TQL> CREATE TABLE retail_fact (
  "trans_id" int,
  "product_id" int,
  "amount" double,
  FOREIGN KEY ("product_id") REFERENCES products_dim ("id")
)
PARTITION BY HASH (96) KEY ("product_id")
;

Joining two sharded fact tables

You can also join two sharded fact tables with different shard keys, but it is not recommended. This is known as non co-sharded tables. It may take a while to join two tables sharded on different keys, since ThoughtSpot has to redistribute your data. Therefore, ThoughtSpot recommends that you use a common shard key for two fact tables.

You are not limited by the column connection or relationship type.

Sharding best practices

There are several best practices related to sharding.

  1. Shard your tables before loading data.

    Your data loads faster if you have already sharded the tables.
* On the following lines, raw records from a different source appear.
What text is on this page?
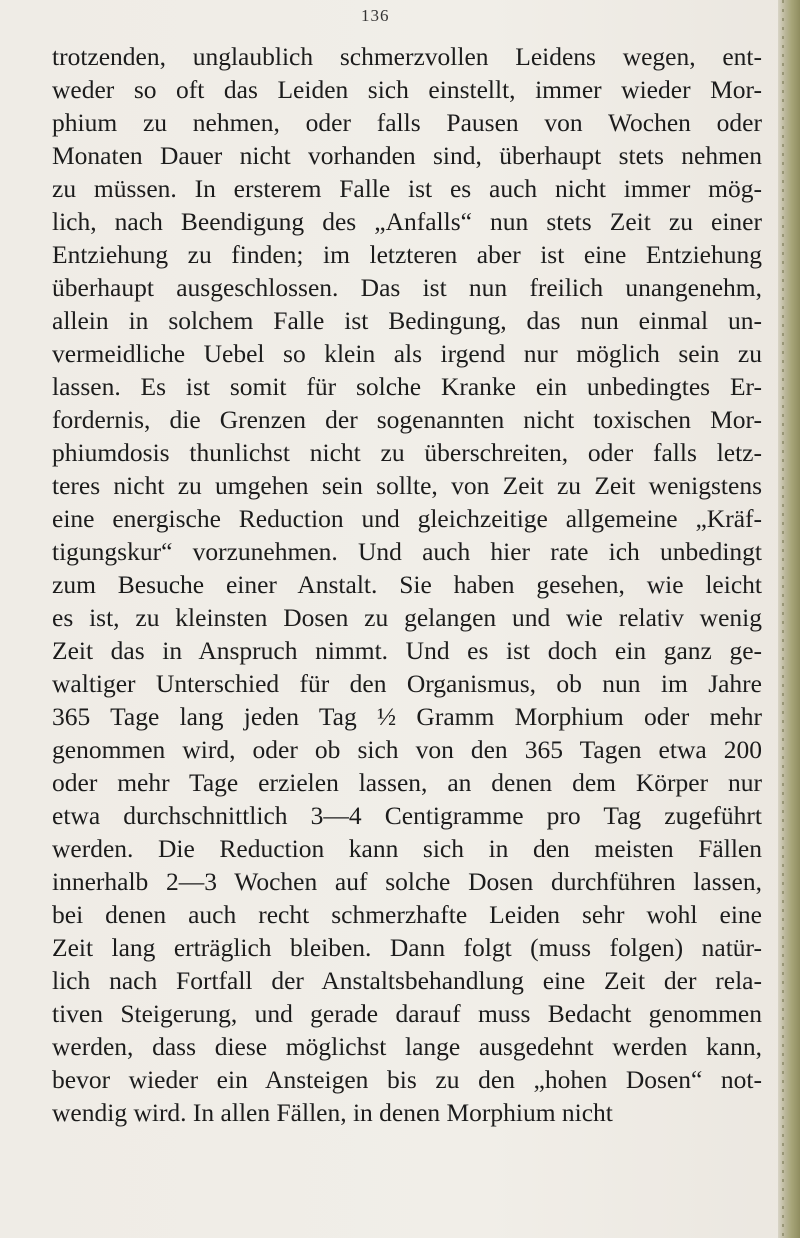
136
trotzenden, unglaublich schmerzvollen Leidens wegen, ent-
weder so oft das Leiden sich einstellt, immer wieder Mor-
phium zu nehmen, oder falls Pausen von Wochen oder
Monaten Dauer nicht vorhanden sind, überhaupt stets nehmen
zu müssen. In ersterem Falle ist es auch nicht immer mög-
lich, nach Beendigung des „Anfalls“ nun stets Zeit zu einer
Entziehung zu finden; im letzteren aber ist eine Entziehung
überhaupt ausgeschlossen. Das ist nun freilich unangenehm,
allein in solchem Falle ist Bedingung, das nun einmal un-
vermeidliche Uebel so klein als irgend nur möglich sein zu
lassen. Es ist somit für solche Kranke ein unbedingtes Er-
fordernis, die Grenzen der sogenannten nicht toxischen Mor-
phiumdosis thunlichst nicht zu überschreiten, oder falls letz-
teres nicht zu umgehen sein sollte, von Zeit zu Zeit wenigstens
eine energische Reduction und gleichzeitige allgemeine „Kräf-
tigungskur“ vorzunehmen. Und auch hier rate ich unbedingt
zum Besuche einer Anstalt. Sie haben gesehen, wie leicht
es ist, zu kleinsten Dosen zu gelangen und wie relativ wenig
Zeit das in Anspruch nimmt. Und es ist doch ein ganz ge-
waltiger Unterschied für den Organismus, ob nun im Jahre
365 Tage lang jeden Tag ½ Gramm Morphium oder mehr
genommen wird, oder ob sich von den 365 Tagen etwa 200
oder mehr Tage erzielen lassen, an denen dem Körper nur
etwa durchschnittlich 3—4 Centigramme pro Tag zugeführt
werden. Die Reduction kann sich in den meisten Fällen
innerhalb 2—3 Wochen auf solche Dosen durchführen lassen,
bei denen auch recht schmerzhafte Leiden sehr wohl eine
Zeit lang erträglich bleiben. Dann folgt (muss folgen) natür-
lich nach Fortfall der Anstaltsbehandlung eine Zeit der rela-
tiven Steigerung, und gerade darauf muss Bedacht genommen
werden, dass diese möglichst lange ausgedehnt werden kann,
bevor wieder ein Ansteigen bis zu den „hohen Dosen“ not-
wendig wird. In allen Fällen, in denen Morphium nicht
Use the CREATE TABLE command to specify how you want your tables sharded, but do not load any data. After you shard the tables, your data loads faster.

  2. You may need to re-evaluate your sharding over time, as your data evolves. Take a look at how your sharding impacts performance after you change your data significantly. Data also changes naturally over time, so you should re-evaluate sharding at a regular cadence.

    To evaluate your sharding strategy, run the following script. It checks for over- or under-sharded tables on your cluster.

    1. Log in to your cluster on the command line.

       $ ssh admin@<cluster-IP>
    2. Run the following script to check for over- or under-sharded tables.

       $ /usr/local/scaligent/release/bin/sharding_diagnostics.sh
    3. Adjust your sharding strategy appropriately. See Change sharding on a table.

    Note that resharding automatically loads data into a new incarnation of the table you sharded. You do not need to reload the table’s data.

  3. Check your row count skew ratio when you re-evaluate sharding.

    You can view your row count skew from the ThoughtSpot application. Go to admin, then System health, then data. Choose the table you would like to view, and scroll to row count skew. Use this number to calculate your row count skew ratio: row count skew / (total row count / number of partitions). A row count skew ratio higher than 1 may require changes to your data modeling.